A new weapon may soon be available to homeowners battling wood-eating foes, according to scientists at the Agricultural Research Service and the U.S. Forest Service.

The weapon is a termiticide containing low concentrations of naphthalenic compounds; similar substances are also found in mothballs. The new product helps control both native Eastern subterranean and exotic Formosan subterranean termites and has proven effective in field tests in Mississippi and Louisiana.

The effectiveness of the termiticide was tested by entomologists Guadalupe Rojas and Juan Morales-Ramos of ARS' Southern Regional Research Center (SRRC) in New Orleans, La., and microbiologist Frederick Green of the Forest Service's Forest Products Laboratory in Madison, Wis.

Green has been researching naphthalenic compounds to determine if they can protect wood from fungal decay. He and others in the Forest Service are trying to find replacements for wood preservatives on the market containing heavy metals such as arsenic, chromium and copper. Through his research, he found that certain naphthalenic compounds not only prevented wood decay, but also killed native termite colonies.

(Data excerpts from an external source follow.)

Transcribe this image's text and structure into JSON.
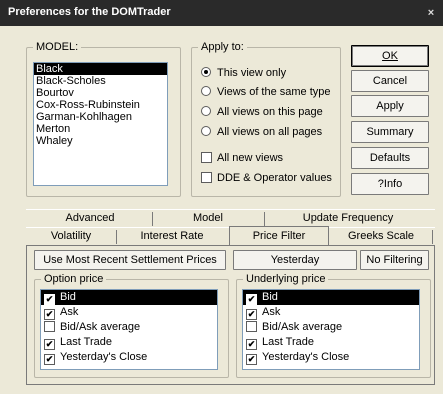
{
  "window": {
    "title": "Preferences for the DOMTrader",
    "close_label": "×"
  },
  "model": {
    "legend": "MODEL:",
    "items": [
      "Black",
      "Black-Scholes",
      "Bourtov",
      "Cox-Ross-Rubinstein",
      "Garman-Kohlhagen",
      "Merton",
      "Whaley"
    ],
    "selected": "Black"
  },
  "apply_to": {
    "legend": "Apply to:",
    "radios": [
      {
        "label": "This view only",
        "checked": true
      },
      {
        "label": "Views of the same type",
        "checked": false
      },
      {
        "label": "All views on this page",
        "checked": false
      },
      {
        "label": "All views on all pages",
        "checked": false
      }
    ],
    "checks": [
      {
        "label": "All new views",
        "checked": false
      },
      {
        "label": "DDE & Operator values",
        "checked": false
      }
    ]
  },
  "buttons": {
    "ok": "OK",
    "cancel": "Cancel",
    "apply": "Apply",
    "summary": "Summary",
    "defaults": "Defaults",
    "info": "?Info"
  },
  "tabs": {
    "back_row": [
      "Advanced",
      "Model",
      "Update Frequency"
    ],
    "front_row": [
      "Volatility",
      "Interest Rate",
      "Price Filter",
      "Greeks Scale"
    ],
    "active": "Price Filter"
  },
  "price_filter": {
    "use_recent": "Use Most Recent Settlement Prices",
    "yesterday": "Yesterday",
    "no_filtering": "No Filtering",
    "option_price": {
      "legend": "Option price",
      "items": [
        {
          "label": "Bid",
          "checked": true,
          "selected": true
        },
        {
          "label": "Ask",
          "checked": true,
          "selected": false
        },
        {
          "label": "Bid/Ask average",
          "checked": false,
          "selected": false
        },
        {
          "label": "Last Trade",
          "checked": true,
          "selected": false
        },
        {
          "label": "Yesterday's Close",
          "checked": true,
          "selected": false
        }
      ]
    },
    "underlying_price": {
      "legend": "Underlying price",
      "items": [
        {
          "label": "Bid",
          "checked": true,
          "selected": true
        },
        {
          "label": "Ask",
          "checked": true,
          "selected": false
        },
        {
          "label": "Bid/Ask average",
          "checked": false,
          "selected": false
        },
        {
          "label": "Last Trade",
          "checked": true,
          "selected": false
        },
        {
          "label": "Yesterday's Close",
          "checked": true,
          "selected": false
        }
      ]
    }
  },
  "check_mark": "✔"
}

Green contacted Rojas and Morales at SRRC because of their experience in creating effective termiticides as part of Operation Full Stop, a USDA-led campaign to rein in the Formosan subterranean termite. The SRRC researchers were able to incorporate the naphthalenic compounds into a cellulose-based matrix--a toxic bait that termites like to eat and that is, consequently, more readily spread throughout their colonies.

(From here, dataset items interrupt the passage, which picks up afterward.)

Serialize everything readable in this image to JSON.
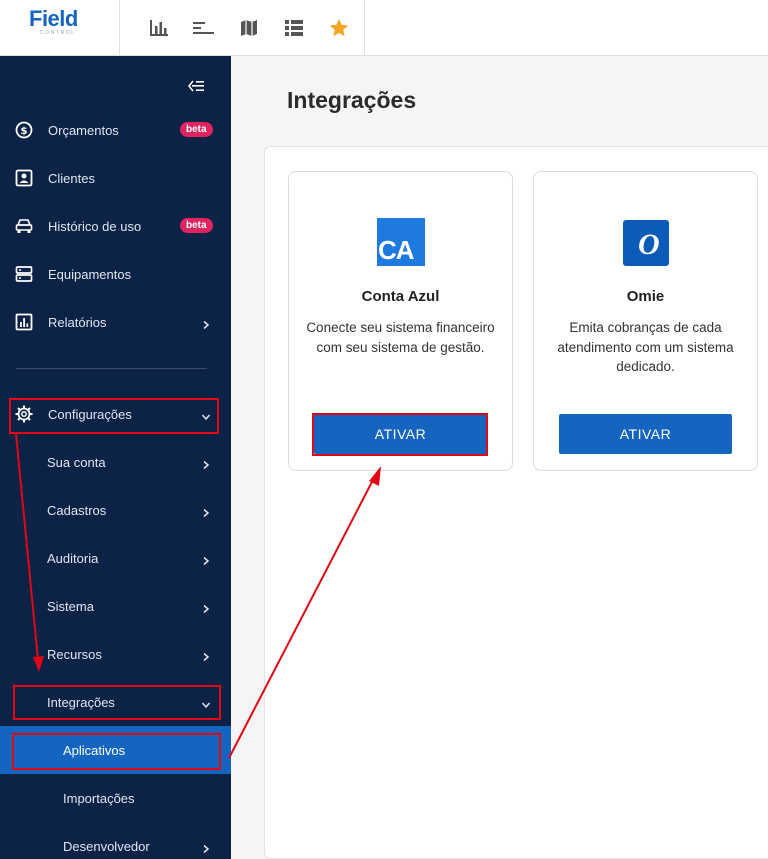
{
  "brand": {
    "name": "Field",
    "tagline": "CONTROL"
  },
  "toolbar": {
    "icons": [
      "bar-chart-icon",
      "list-sort-icon",
      "map-icon",
      "list-icon",
      "star-icon"
    ],
    "star_color": "#f5a623"
  },
  "sidebar": {
    "items": [
      {
        "label": "Orçamentos",
        "icon": "dollar-circle-icon",
        "badge": "beta"
      },
      {
        "label": "Clientes",
        "icon": "contact-card-icon"
      },
      {
        "label": "Histórico de uso",
        "icon": "car-icon",
        "badge": "beta"
      },
      {
        "label": "Equipamentos",
        "icon": "server-icon"
      },
      {
        "label": "Relatórios",
        "icon": "report-chart-icon"
      }
    ],
    "config": {
      "label": "Configurações",
      "children": [
        {
          "label": "Sua conta"
        },
        {
          "label": "Cadastros"
        },
        {
          "label": "Auditoria"
        },
        {
          "label": "Sistema"
        },
        {
          "label": "Recursos"
        }
      ],
      "integracoes": {
        "label": "Integrações",
        "children": [
          {
            "label": "Aplicativos",
            "active": true
          },
          {
            "label": "Importações"
          },
          {
            "label": "Desenvolvedor"
          }
        ]
      }
    }
  },
  "main": {
    "title": "Integrações",
    "cards": [
      {
        "logo": "CA",
        "title": "Conta Azul",
        "description": "Conecte seu sistema financeiro com seu sistema de gestão.",
        "button": "ATIVAR"
      },
      {
        "logo": "O",
        "title": "Omie",
        "description": "Emita cobranças de cada atendimento com um sistema dedicado.",
        "button": "ATIVAR"
      }
    ]
  },
  "colors": {
    "sidebar": "#0d2346",
    "accent": "#1565c0",
    "annotation": "#e30613",
    "badge": "#e0245e"
  }
}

Right now, Formosan subterranean termites cost Americans about $1 billion per year in control and repair costs, and native termite species add another billion to that total.

This new product should please consumers. It is environmentally friendly because it is effective in very low concentrations and contains no heavy metals. It is also cheap, costing only $1 per gram. Products currently on the market that deliver similar results can cost up to $50 per gram.

A patent application has been filed, and the technology is available for licensing. ARS is the USDA's chief scientific research agency.